Originally Published in The Herald-Mail

Wendell Cox Dec 22, 2002

Bringing to mind Herbert Hoover’s 1933 list of “do’s” and “don’ts” for the incoming Roosevelt administration, outgoing Maryland Transportation Secretary John D. Porcari continues to push for an increase in the state’s gasoline tax. Like FDR, the Ehrlich administration should ignore the advice. Maryland transportation policy suffers from fundamental flaws that require serious reform, not the raising of taxes.

Porcari, like his boss Parris Glendening, dogmatically clings to the belief that transit projects should receive a large portion of the Old Line State’s transportation funding even though they can serve only an extremely small percentage of transportation needs. Current state plans, for example, call for spending approximately 50 percent of transportation money on transit. That would be fine if transit represented 50 percent of travel in the state. It might even be fine if there were some credible vision that transit ridership might increase to the point that it represents 50 percent of travel. But anyone who has such a vision is suffering a wild hallucination.

Today, transit represents less than two percent of travel in Maryland. That means that, for every mile of travel, the state is spending at least 50 times as much on transit as highways. And that is after the billions of dollars that have already been spent on the Washington area Metro subway system, the MARC commuter rail system, and the Baltimore subway and light rail system. Yet, despite all of that hyper-expensive infrastructure, 2000 U.S. Census data indicate that transit’s share of work trips has declined in both Baltimore and Washington since before the new rail systems were built.

That should prompt us to ask, Why are transit riders so favored that they receive 50 times more financial support than people who drive or ride in carpools? The answer to that is Glendening’s dogmatic view of transportation. To him, the automobile is the Great Satan; a dollar spent on transit is virtuous, one spent on highways is evil.

While Baltimore and Washington were building their rail transit systems, 99 percent of new travel in Maryland was by personal vehicle. Roadway expansion did not keep up, not least because of the politicized process that the Glendening administration used to dole out transportation money to powerful special interests. Unless that process is dismantled and transportation money is spent in a way that benefits all Marylanders, the already-gridlocked roads will grow worse.

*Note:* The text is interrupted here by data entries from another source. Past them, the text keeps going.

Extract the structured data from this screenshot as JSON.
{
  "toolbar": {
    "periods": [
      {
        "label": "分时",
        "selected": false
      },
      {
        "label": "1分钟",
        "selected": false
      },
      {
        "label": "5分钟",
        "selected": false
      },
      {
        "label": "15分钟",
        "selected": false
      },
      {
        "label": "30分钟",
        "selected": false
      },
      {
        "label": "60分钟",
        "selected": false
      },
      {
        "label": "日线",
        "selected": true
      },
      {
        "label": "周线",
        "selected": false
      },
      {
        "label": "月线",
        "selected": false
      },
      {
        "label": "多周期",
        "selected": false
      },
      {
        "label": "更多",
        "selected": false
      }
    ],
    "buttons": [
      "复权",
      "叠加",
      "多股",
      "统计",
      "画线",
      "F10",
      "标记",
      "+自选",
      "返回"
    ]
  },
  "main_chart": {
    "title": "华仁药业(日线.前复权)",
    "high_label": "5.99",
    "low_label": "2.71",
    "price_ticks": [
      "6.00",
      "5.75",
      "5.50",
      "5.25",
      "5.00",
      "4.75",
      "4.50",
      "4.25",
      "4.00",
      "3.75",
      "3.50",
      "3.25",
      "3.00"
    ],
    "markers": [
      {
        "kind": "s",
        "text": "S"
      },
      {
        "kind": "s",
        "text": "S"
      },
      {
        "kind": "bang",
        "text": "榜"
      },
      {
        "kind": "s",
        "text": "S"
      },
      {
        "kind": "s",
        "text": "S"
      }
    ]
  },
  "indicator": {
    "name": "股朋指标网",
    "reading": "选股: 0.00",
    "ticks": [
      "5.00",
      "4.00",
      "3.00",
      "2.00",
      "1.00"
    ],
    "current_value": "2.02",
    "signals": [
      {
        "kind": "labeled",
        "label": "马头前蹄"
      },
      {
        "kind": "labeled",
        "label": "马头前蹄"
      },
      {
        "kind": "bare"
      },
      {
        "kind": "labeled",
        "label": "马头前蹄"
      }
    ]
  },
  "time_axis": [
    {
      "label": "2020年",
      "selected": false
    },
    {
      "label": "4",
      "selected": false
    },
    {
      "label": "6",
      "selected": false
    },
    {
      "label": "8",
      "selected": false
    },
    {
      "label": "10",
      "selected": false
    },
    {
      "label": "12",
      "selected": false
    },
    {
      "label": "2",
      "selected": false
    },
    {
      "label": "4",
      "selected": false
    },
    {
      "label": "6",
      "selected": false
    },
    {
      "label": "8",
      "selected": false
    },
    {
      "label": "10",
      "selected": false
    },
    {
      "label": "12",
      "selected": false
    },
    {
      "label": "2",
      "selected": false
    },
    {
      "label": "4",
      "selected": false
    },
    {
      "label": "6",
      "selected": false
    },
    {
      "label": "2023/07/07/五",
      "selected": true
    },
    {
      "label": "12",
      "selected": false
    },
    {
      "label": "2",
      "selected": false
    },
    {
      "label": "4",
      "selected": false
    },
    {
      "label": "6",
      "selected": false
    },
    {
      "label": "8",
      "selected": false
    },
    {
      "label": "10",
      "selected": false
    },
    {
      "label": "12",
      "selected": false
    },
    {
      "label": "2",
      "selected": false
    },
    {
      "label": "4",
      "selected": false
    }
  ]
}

The first thing that the new Ehrlich administration and the General Assembly need to understand is that roadways are vital to this area’s transportation needs. There is no way that any significant portion of future roadway demand can be addressed by transit. Hence, Maryland’s overburdened highways need to be improved and, in several key places, expanded. Some new roads need to be built. Better traffic management is needed. To keep Maryland moving means keeping traffic moving, and getting it moving where it is stopped.
That is a gargantuan task, and in order to complete it the state must first depoliticize transportation. Roadway improvements should not be funded by winking and nodding politicians, but by the people who use the roads – that is, by tolls. A regional high-occupancy toll lane system – fashioned after the extremely successful Route 91 high occupancy toll lane in Orange County, Calif. -- would go a long way to providing the additional capacity that could get traffic moving on the area’s freeways. The private sector is capable of developing such systems and should be unleashed as new capacity is commercialized. There is already a private firm proposal for adding toll lanes to the Capital Beltway.

The Department of Transportation’s role should be limited to granting and supervising franchises, as it figures out how to reorient its distorted funding priorities. The department definitely should not be given more tax money to be spent on projects selected for their political benefit, not their transportation benefit.

Maryland’s Transportation Department has worked hard to earn residents’ distrust. It is time to replace dogma with pragmatics.

Wendell Cox is an adjunct scholar of the Maryland Public Policy Institute (www.mdpolicy.org) and is principal of Wendell Cox Consultancy in St. Louis, a transportation and demographics firm.